Won’t she? I don’t think it makes much of a difference.
I want her. We could spend our time together in more enjoyable ways, like making her beg for my cock.
Whatever happens between us, I doubt I can kill her.
Call it stupidity, but my gut tells me she won’t do it. She feels this strange connection too.
“Yeah, a soft spot to bury you under,” she sasses me.
Her teases are hot as hell and just as sinful.
“I am flattered you’d take such good care of me, even dead.”
“You’re not taking this seriously,” she huffs, her finger firmly planted on the trigger but not pressing down.
In one rapid move, I fist my hand in her ponytail, pulling her head back. One inch separates me from diving into her mouth and getting lost to madness forever. I bet she tastes like my perdition—sweet but deadly.
“Luciana, we both know you can’t do it, so let’s stop wasting time and move to more pleasurable activities.”
She licks her lips, and then she pulls the trigger.
She fucking pulls the trigger.
The pop rings in my ears, deafening me. I stumble back, gasping, the shot stealing my breath even though I am still standing.

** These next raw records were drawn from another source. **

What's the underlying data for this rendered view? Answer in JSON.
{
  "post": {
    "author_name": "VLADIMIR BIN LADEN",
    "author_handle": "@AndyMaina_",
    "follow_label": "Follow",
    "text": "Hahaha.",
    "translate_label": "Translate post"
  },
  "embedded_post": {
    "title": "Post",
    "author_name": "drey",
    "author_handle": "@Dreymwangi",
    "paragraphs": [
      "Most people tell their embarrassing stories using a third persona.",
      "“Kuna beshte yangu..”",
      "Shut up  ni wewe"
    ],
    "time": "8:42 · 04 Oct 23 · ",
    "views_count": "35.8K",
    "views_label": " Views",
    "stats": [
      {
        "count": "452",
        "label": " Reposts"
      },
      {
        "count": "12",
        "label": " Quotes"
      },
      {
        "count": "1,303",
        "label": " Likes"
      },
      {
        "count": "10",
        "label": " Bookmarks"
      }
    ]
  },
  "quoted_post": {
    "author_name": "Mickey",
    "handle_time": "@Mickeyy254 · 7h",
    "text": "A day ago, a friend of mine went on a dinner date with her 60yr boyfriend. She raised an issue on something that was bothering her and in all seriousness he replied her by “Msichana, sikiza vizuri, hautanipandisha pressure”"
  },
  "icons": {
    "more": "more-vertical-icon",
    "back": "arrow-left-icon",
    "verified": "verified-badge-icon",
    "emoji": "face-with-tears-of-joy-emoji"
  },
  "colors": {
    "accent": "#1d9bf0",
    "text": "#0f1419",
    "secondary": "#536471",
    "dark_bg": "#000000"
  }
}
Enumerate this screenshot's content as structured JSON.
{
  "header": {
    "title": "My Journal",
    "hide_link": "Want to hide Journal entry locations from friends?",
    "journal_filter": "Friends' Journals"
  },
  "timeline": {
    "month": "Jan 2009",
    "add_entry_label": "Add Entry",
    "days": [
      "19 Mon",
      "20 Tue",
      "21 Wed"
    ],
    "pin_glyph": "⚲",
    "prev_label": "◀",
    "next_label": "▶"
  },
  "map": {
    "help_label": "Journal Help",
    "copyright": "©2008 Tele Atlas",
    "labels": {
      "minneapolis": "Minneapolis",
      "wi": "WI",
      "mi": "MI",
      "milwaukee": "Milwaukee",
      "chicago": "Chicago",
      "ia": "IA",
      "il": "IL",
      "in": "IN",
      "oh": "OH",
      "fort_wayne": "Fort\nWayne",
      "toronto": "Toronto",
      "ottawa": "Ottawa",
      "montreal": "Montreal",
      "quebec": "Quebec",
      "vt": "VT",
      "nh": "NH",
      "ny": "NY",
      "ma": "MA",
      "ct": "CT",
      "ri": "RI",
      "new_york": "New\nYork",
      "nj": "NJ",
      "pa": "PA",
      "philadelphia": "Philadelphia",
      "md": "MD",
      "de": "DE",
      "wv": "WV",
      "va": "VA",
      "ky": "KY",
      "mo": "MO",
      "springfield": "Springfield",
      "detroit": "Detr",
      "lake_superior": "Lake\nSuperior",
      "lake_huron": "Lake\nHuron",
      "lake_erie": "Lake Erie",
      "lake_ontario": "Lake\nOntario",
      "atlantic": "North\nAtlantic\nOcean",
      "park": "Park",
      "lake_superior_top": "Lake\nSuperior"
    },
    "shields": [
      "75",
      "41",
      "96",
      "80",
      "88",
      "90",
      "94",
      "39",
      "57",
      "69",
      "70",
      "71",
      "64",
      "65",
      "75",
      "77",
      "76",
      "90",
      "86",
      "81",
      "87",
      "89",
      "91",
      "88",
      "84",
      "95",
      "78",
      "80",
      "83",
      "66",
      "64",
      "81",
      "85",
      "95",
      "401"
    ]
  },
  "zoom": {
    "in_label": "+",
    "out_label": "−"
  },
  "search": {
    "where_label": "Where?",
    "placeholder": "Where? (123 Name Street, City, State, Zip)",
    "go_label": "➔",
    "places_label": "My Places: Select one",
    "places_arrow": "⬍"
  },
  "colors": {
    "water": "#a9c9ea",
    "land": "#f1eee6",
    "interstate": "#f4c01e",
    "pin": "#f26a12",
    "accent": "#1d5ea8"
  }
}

Adrenaline floods my body. My heart pumps an erratic beat. My mind can’t process whether I’m alive or already fading.
I look down. No blood. No hole.
The bullet didn’t make it through. It falls to the ground at my feet, flattened, the last wisps of smoke dancing in the air before vanishing.
Her smile turns into a full smirk. “What was that?”
Too stunned to form words and relieved I am still alive, I barely register when she bends at her waist to pick up the bullet. I think I am in love.
Grabbing my hand, she slaps the bullet down, the implications clear. But all I focus on is that she had yet another chance to kill me but didn’t follow through.
The biggest grin arches the corners of my mouth. She knew I was wearing the jacket. She was by the window of my tailor when I showed it to her and winked, yet she shot me in the place where my lapels meet and not above to be lethal.
“Don’t be so self-assured, Enzo. Keep it as a reminder that you won’t know when your last moment comes, just that it will.”
She struts away, and I can’t let her have the last word, so I say to her back, “Same time tomorrow?”
She mumbles under her breath something that sounds like “impossible” before she puts her helmet on and climbs back on her bike. The engine roars to life and as she drives away, her departure echoes in my hollow heart.
I roll the bullet between my fingers before sliding it into my suit jacket pocket.
She shot me, and I am unfazed, holding on to my belief that she did it more for show than wanting to kill me. It’s right here and now I don’t have a doubt anymore. I am certain I have lost my mind.
As I head to my car, I am buzzing. The energy coursing through me rewires my system. I feel more alive than ever before.
When my best friend calls me, I put it on speaker, barely suppressing my excitement.
I hear his molars grinding. “Should I worry about your mental health?”
“I know what I am doing,” I grumble.
“I saw it live on the fucking cameras. You know the ones we installed to watch who the fuck comes in and out of Reno?” he snaps.